Real Property Transfer Tax
The City imposes a Real Property Transfer Tax (“RPTT”) on the conveyance of real property, including certain economic interests in real property, situated in NYC. The RPTT is imposed in addition to the NY State Real Estate Transfer Tax.
The RPTT, which is payable by the grantor, applies whenever the consideration for the sale or other transfer is more than $25,000. The tax – which is usually paid as part of the closing costs at the sale or transfer of real property – is imposed as follows: in the case of an interest in non-residential real property, if the value is $500,000 or less, the rate is 1.425% of the consideration; if the value is more than $500,000 the rate is 2.625%. (The State transfer tax applies to transfers in excess of $500, and is imposed at a rate of 0.40% of the consideration.)
A taxable sale includes, among other things, the sale of real property, the grant of a lease of real property (unless the only consideration paid constitutes rent), and the sale of a leasehold interest. The tax is also imposed with respect to the sale or transfer of at least 50% of the ownership in a corporation, partnership, or other entity that owns or leases real property in the City.
Certain transfers are exempted from the tax; among these are the following: a pledging of real property solely as security for a debt; a transfer from an agent or “straw man” to its principal (or vice versa); a transfer that effects a mere change of identity or form of ownership or organization, with no change of the beneficial ownership.

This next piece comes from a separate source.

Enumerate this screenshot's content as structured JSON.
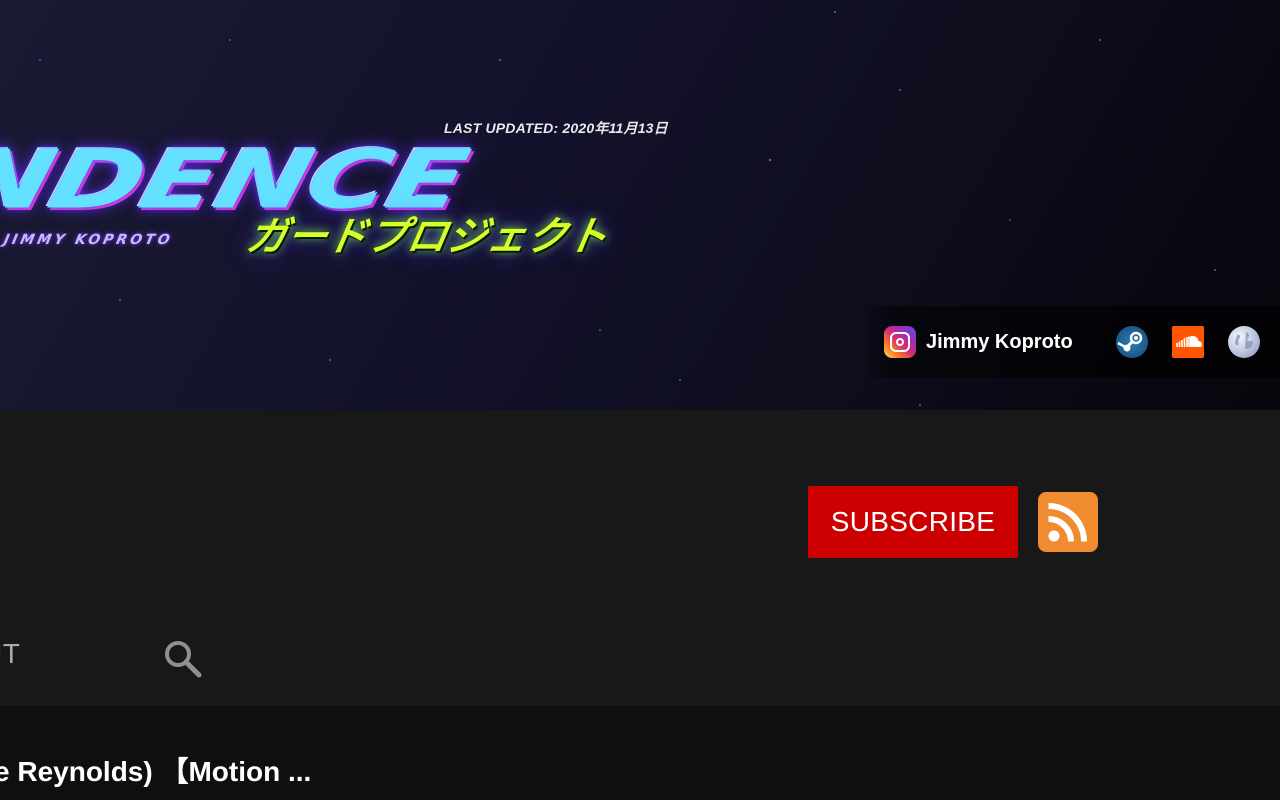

“Hand[s] in the Air for the Big City”? (apologies to Alicia Keys)
No, it’s not a hold-up – more likely a plea for divine intervention – but based upon the above description of some of NYC’s business-related taxes, it certainly may feel that way to a business owner operating in the City. The number of different taxes for which returns must be filed and taxes paid, and the magnitude of the tax rates, will certainly make some businesses pause before venturing into the City – even after accounting for the deductibility of some of these taxes for federal income tax purposes, for example – especially when one factors in the other costs involved.
That being said, there may be valid business reasons for a “taxable presence” in NYC, including the panache and visibility of a City address, the proximity to a sophisticated market, and the convenience afforded to certain clients or customers.
These business reasons need to be weighed against the costs of a NYC presence, and that includes City taxes.